So much of the material we handle on a daily basis is made of plastic. Let’s delve into some common questions about the puzzling predicament of perplexing plastic packaging products! You can also learn more at the Sustainability Film Series at the UW Tower Auditorium on Thursday, July 11. Watch the short films "Plastic Bag" and "The Plastic Problem," followed by a discussion with UW Recycling' Liz Gignilliat and Holly Griffith on plastic pollution.
What does the number in the chasing arrow symbol mean?
Understandably, many people often think that the chasing arrow symbol on a plastic item means that the product is recyclable. However, that’s not always the case. The symbol and the number inside it is called a “resin identification code,” which tells the consumers what kind of plastic was used to make the product. The resin identification code was made in 1988 to help consumers to identify and sort recyclable plastics - back then there were a lot fewer shapes and types of plastic than there are now! Now the number doesn’t give us enough information on if an item can be sorted or recycled effectively due to plastic manufacturing developments so in the City of Seattle, we ignore the number altogether!
How do I properly recycle plastic on the University of Washington campus?
Focus on the shape of the product you are about to throw away! Non-compostable plastic products shaped like bottles, tubs, jugs, and cups can safely go into the recycling bin. Non-compostable plastic clamshells are also allowed in the recycling. Some lids can be recycled, but…
Don’t sweat the small stuff!
anything that is smaller than three inches (about the size of your index finger) should go into the garbage. Plastic or metal items that are too small can be mistaken as broken glass during the sorting process and contaminate the recyclables. Also…
Keep it clean!
It is important to make sure recyclables are clean, empty, and dry! When the recyclables are food soiled or wet, they will contaminate the rest of the recyclables and reduce the quality or recyclability of the materials. You don’t have to get items clean enough to store food or eat from, just clean enough that liquids or food isn’t getting all over the place - it shouldn’t take much water or time to rinse it or wipe it off before tossing.
What about plastic film?
Plastic film is also recyclable on campus, just be sure to bag it all together before you put it in the bin! Please also keep in mind that if it is wet or has been in contact with food items (like produce bags or bread packaging), it cannot be recycled. Accepted plastic film includes clean plastic grocery bags, bubble wrap, dry cleaner bags, deflated air pillows, and shrink wrap.
- Accumulate as much clean plastic film as possible
- Bag it altogether in a clear plastic bag & tie off the bag
- Place bag inside the plastic film cart at your building’s service area or in a mixed recycling bin
You can also request a self-service box to collect plastic film from UW Recycling at no cost.
3 Simple Ways to Avoid Plastic
- Buy second-hand products to avoid packaging: Instead of buying new products, try shopping at UW Surplus or thrift stores like Goodwill. Did you know that when you buy second-hand clothes, you’re also preventing plastic microfiber pollution in our water? You can purchase clean and affordable items while reducing waste at the same time!

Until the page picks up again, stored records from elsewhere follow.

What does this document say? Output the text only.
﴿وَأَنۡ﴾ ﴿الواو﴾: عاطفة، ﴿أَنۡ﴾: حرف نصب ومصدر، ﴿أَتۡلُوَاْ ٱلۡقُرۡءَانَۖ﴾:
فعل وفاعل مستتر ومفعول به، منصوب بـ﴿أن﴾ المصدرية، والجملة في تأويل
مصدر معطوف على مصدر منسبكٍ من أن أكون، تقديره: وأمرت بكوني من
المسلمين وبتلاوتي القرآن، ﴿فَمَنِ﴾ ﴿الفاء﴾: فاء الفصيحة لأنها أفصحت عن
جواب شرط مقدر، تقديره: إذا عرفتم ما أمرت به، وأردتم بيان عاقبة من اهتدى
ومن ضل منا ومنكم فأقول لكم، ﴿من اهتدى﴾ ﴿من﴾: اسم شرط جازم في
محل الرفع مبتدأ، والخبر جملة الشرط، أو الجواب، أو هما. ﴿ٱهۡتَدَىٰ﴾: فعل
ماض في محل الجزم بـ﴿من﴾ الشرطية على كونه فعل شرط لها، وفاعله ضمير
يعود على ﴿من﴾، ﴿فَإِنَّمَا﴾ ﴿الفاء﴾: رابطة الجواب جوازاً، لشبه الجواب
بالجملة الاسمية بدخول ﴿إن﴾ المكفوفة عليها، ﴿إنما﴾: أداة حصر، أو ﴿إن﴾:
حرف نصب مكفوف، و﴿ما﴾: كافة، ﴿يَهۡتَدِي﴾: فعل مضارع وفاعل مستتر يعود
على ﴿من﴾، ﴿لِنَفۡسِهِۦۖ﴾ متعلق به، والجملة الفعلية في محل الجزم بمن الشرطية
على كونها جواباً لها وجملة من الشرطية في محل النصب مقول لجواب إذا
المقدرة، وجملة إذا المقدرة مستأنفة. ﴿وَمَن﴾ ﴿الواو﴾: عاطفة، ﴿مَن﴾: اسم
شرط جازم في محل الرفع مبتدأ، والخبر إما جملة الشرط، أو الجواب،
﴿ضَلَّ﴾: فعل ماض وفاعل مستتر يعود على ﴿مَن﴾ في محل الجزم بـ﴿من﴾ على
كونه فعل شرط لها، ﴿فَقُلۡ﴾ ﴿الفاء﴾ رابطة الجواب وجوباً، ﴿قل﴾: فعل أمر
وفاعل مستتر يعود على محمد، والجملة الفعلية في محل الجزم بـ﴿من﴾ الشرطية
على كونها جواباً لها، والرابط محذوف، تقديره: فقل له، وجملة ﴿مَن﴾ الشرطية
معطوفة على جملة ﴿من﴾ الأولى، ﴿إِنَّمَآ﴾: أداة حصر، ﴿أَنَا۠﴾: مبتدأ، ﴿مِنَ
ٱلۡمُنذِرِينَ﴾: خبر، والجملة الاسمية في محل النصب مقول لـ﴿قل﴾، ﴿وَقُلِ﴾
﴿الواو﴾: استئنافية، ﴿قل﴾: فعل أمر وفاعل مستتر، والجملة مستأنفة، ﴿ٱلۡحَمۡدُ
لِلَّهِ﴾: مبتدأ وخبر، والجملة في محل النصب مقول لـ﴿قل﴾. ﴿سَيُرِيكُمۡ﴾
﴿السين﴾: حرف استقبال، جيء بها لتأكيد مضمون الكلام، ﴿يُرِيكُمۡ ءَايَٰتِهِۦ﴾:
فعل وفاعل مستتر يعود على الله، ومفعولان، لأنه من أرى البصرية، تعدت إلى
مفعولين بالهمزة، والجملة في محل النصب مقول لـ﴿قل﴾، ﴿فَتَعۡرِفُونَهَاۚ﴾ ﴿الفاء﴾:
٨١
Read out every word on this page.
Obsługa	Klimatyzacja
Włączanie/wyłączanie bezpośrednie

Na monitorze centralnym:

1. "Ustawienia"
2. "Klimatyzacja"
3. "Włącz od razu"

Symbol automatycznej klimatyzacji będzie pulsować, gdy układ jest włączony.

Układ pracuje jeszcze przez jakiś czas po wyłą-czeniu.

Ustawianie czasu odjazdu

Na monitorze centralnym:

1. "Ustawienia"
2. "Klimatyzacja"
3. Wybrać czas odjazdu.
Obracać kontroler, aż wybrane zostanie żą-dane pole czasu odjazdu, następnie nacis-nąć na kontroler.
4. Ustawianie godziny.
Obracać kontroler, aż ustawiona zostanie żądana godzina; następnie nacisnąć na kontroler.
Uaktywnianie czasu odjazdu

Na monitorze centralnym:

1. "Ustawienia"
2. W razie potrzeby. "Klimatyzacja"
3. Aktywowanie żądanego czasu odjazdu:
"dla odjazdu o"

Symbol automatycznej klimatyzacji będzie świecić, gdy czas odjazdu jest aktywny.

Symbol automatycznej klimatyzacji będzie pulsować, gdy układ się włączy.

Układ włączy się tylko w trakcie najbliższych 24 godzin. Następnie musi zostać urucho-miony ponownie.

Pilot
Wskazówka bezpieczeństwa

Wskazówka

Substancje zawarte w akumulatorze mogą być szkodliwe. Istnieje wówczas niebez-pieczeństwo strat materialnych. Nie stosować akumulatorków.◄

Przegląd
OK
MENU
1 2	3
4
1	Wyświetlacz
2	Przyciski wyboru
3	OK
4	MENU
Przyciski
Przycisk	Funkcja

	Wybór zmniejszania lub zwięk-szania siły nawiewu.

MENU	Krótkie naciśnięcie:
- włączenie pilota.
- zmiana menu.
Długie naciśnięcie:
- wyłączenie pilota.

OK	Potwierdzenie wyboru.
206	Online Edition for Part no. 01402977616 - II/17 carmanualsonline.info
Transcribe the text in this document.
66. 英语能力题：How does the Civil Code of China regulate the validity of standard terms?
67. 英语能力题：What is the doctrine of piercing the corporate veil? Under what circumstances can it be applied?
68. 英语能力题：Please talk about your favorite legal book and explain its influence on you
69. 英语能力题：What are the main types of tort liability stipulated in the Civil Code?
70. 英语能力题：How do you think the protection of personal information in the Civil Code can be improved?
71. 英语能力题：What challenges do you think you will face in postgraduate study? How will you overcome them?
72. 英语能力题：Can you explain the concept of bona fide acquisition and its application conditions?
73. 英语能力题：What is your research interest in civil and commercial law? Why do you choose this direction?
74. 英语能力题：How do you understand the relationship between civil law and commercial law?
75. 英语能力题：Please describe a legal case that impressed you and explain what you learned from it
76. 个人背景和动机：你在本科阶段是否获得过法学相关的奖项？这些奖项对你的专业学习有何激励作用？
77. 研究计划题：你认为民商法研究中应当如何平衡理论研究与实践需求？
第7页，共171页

- Reusable mugs, bottles, and straws - oh my!: Production, transportation, and recycling of bottles and cups takes up a large amount of energy. What’s better than recycling plastic is not to consume them in the first place - and, at UW HFS Cafés, you can even get a discount when you bring your own mug!
- Shop in bulk: Use reusable containers like jars to buy peanut butter, spices or rice from your grocery store – one more way to reduce waste and save money!